América do Sul está disposta a ajudar contra a crise dos alimentos, diz Lula
GABRIELA GUERREIRO
da Folha Online, em Brasília
Em discurso na cúpula da Unasul (União de Nações Sul-Americanas), o presidente Luiz Inácio Lula da Silva afirmou nesta sexta-feira que a América do Sul está disposta a encontrar soluções para a crise alimentícia mundial, mas desde que tenha autonomia para agir de forma "soberana" na região.
Lula disse que os que se sentem "incomodados" com o crescimento da indústria e da agricultura sul-americanas e brasileiras muitas vezes são movidos por interesses "protecionistas".
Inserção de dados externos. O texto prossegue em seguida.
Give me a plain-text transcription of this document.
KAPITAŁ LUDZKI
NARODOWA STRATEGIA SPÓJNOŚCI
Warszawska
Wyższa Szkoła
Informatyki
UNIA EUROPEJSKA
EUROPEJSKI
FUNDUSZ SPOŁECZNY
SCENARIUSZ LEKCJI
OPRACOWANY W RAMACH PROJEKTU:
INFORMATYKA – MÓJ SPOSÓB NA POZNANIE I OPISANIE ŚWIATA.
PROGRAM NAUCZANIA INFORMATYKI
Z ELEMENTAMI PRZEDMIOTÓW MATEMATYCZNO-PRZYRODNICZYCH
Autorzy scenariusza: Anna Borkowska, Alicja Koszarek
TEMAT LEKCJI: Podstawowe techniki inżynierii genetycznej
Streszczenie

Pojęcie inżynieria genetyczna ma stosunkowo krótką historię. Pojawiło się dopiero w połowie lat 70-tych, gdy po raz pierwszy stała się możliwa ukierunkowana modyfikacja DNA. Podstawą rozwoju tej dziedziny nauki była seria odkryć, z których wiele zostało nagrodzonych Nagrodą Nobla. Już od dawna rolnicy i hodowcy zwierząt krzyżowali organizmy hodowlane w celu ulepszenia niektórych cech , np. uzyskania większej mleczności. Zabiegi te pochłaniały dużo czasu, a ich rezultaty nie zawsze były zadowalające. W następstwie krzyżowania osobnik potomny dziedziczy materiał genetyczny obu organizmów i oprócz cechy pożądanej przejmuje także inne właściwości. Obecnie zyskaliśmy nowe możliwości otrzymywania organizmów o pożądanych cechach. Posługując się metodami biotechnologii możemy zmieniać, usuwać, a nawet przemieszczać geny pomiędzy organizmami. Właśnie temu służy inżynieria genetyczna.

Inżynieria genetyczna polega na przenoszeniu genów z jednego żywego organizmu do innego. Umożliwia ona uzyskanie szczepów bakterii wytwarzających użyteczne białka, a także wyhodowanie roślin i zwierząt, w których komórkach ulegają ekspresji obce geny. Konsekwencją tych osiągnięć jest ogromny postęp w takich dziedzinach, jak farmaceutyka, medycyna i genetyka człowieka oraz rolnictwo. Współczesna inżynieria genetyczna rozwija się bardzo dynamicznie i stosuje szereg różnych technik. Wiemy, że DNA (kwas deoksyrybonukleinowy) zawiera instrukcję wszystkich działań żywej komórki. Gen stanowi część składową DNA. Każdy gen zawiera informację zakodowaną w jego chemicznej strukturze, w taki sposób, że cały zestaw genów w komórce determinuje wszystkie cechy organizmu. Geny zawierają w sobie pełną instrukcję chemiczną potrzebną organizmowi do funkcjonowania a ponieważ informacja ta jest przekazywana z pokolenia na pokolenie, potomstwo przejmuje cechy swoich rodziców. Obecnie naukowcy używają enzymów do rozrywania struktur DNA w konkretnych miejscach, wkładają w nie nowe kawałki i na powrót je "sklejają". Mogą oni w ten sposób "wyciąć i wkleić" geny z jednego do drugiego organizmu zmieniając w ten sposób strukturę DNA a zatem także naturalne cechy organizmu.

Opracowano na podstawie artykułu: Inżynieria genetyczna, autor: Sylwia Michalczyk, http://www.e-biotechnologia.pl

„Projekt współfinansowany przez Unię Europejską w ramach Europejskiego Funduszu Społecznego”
"Quando a escassez de alimentos ameaça a paz social, em muitas partes do mundo, é em nossa região que muitos vêm buscar respostas. Temos consciência das nossas responsabilidades globais, mas não abrimos mãos de exercê-las de forma totalmente soberana. Não nos deixamos iludir tampouco pelos argumentos daqueles que, por interesses protecionistas ou motivações geopolíticas, se sentem incomodados com o crescimento de nossa indústria e agricultura", afirmou.
Na opinião de Lula, a "América do Sul unida mexerá com o tabuleiro do poder no mundo, não em benefício próprio, mas de todos."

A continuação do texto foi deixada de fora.